Citizens repair potholed roads that South African municipality cannot manage

Taxi drivers, truck drivers and motorists complain that the R61 connecting Flagstaff and Lusikisiki in the Eastern Cape is potholed and getting worse. With potholes on both lanes, motorists say it is like manoeuvring through a minefield.

Two unemployed young men saw an opportunity in this. They started filling the potholes and asking passing motorists for a donation.

“The municipality was not showing any indication of fixing the roads. We then decided to help the people of Lusikisiki and ourselves,” says Siphiwe Mlonji.

Mlonji and Lindani Mbotyeni, both 26, from Cabekwane location, first met in Durban two years ago while looking for work and they have been friends ever since.

Neither of them have any formal qualifications, Mlonji having dropped out of school in grade 9, and Mbotyeni in grade 10, because of a lack of money at home.

They taught themselves to paint, plaster and build.

They find damaged cement bags in local hardware stores, buying a 50kg bag for R75, and use them to fill potholes.

Mlonji says they barely survive on what they earn.

“We are reliant on the kindness of the strangers who drive past while we fill the potholes.
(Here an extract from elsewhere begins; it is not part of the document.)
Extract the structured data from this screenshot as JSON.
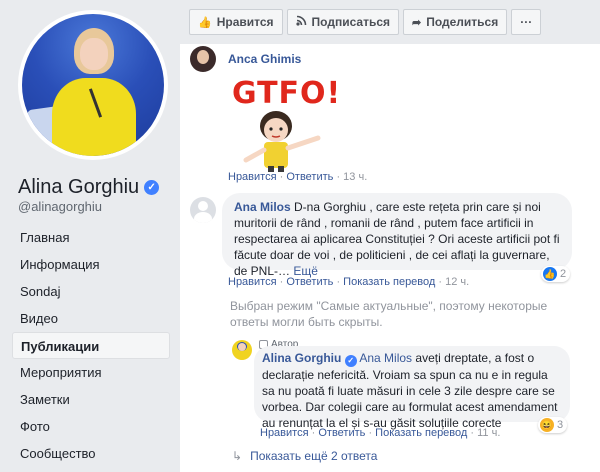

We appreciate every cent they give us. No one at home is employed, so with this money we are able to feed our families,” says Mbotyeni.
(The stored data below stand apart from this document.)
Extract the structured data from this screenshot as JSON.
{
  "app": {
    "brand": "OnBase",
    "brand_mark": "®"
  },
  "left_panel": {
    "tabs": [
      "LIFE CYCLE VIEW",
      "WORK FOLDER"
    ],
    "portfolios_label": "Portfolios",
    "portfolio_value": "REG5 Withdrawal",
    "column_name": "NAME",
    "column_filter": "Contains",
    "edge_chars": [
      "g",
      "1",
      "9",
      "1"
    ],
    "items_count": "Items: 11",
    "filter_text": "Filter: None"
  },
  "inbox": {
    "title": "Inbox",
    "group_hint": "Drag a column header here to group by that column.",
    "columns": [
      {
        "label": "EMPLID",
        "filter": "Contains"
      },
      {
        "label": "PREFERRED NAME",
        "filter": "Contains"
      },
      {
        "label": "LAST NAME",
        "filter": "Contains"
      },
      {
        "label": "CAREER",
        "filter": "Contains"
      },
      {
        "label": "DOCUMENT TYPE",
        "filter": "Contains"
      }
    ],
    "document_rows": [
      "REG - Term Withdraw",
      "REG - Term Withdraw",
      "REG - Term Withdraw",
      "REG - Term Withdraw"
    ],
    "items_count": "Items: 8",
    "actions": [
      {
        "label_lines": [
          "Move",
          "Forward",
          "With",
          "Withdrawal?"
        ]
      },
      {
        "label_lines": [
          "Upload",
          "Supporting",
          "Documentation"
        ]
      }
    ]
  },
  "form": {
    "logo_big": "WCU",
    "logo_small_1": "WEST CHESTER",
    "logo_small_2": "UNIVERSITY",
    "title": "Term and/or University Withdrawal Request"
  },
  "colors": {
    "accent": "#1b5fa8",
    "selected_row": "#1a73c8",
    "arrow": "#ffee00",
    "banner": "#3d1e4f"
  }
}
They used to collect scrap metal for recycling, but that ended with the Covid-19 lockdown.

“If we get permanent jobs we will be able to do more for our families. I will even be able to sleep at night and not have to wonder what we are going to eat tomorrow,” says Mlonji.

Ingquza Hill Local Municipality Mayor Bambezakhe Goya applauded their efforts. “We appreciate the efforts of these young men to help fix an obvious problem. But we do not encourage such actions because they put their lives in danger when doing this. They don’t have the necessary signage to alert motorists that they are working on the road,” he said.
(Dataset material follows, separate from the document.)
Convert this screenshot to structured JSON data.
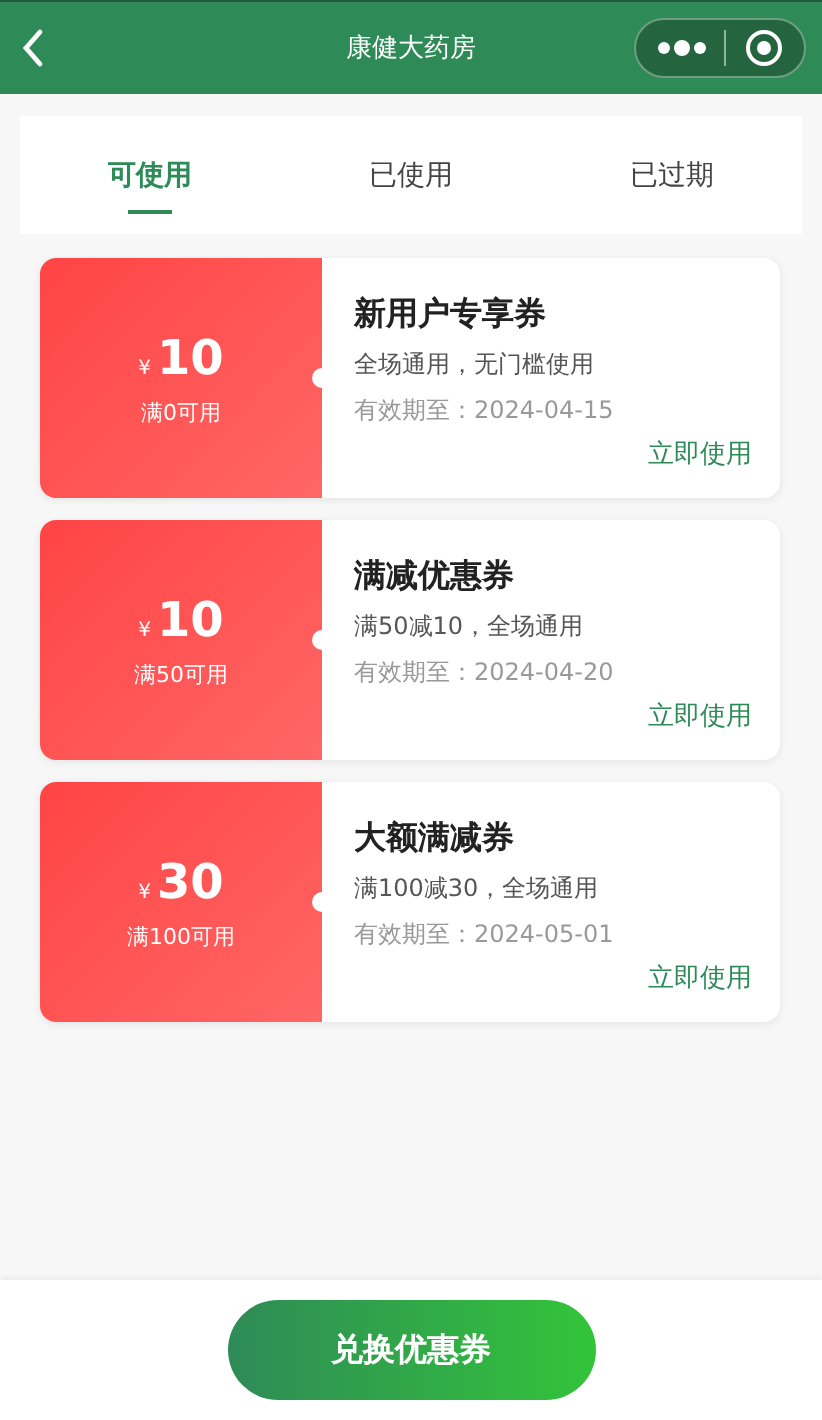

Goya said the municipality was struggling to repair the roads because of budget constraints and under-performing construction companies.

“We decided to take a phased approach,” he said. “In Lusikisiki we’re constructing paving because we saw that it is less expensive compared to tarring a road. That’s what our budget allows for right now.”

“In Flagstaff we hired a service provider who struggled. After expressing our concerns we subsequently fired the company. We hired another that worked but after a while they decided that they were not up to the task.”

Eastern Cape Department of Transport spokesperson Khuselwa Rantjie said the department was aware of the condition of the R61 and had set aside a budget to fix it.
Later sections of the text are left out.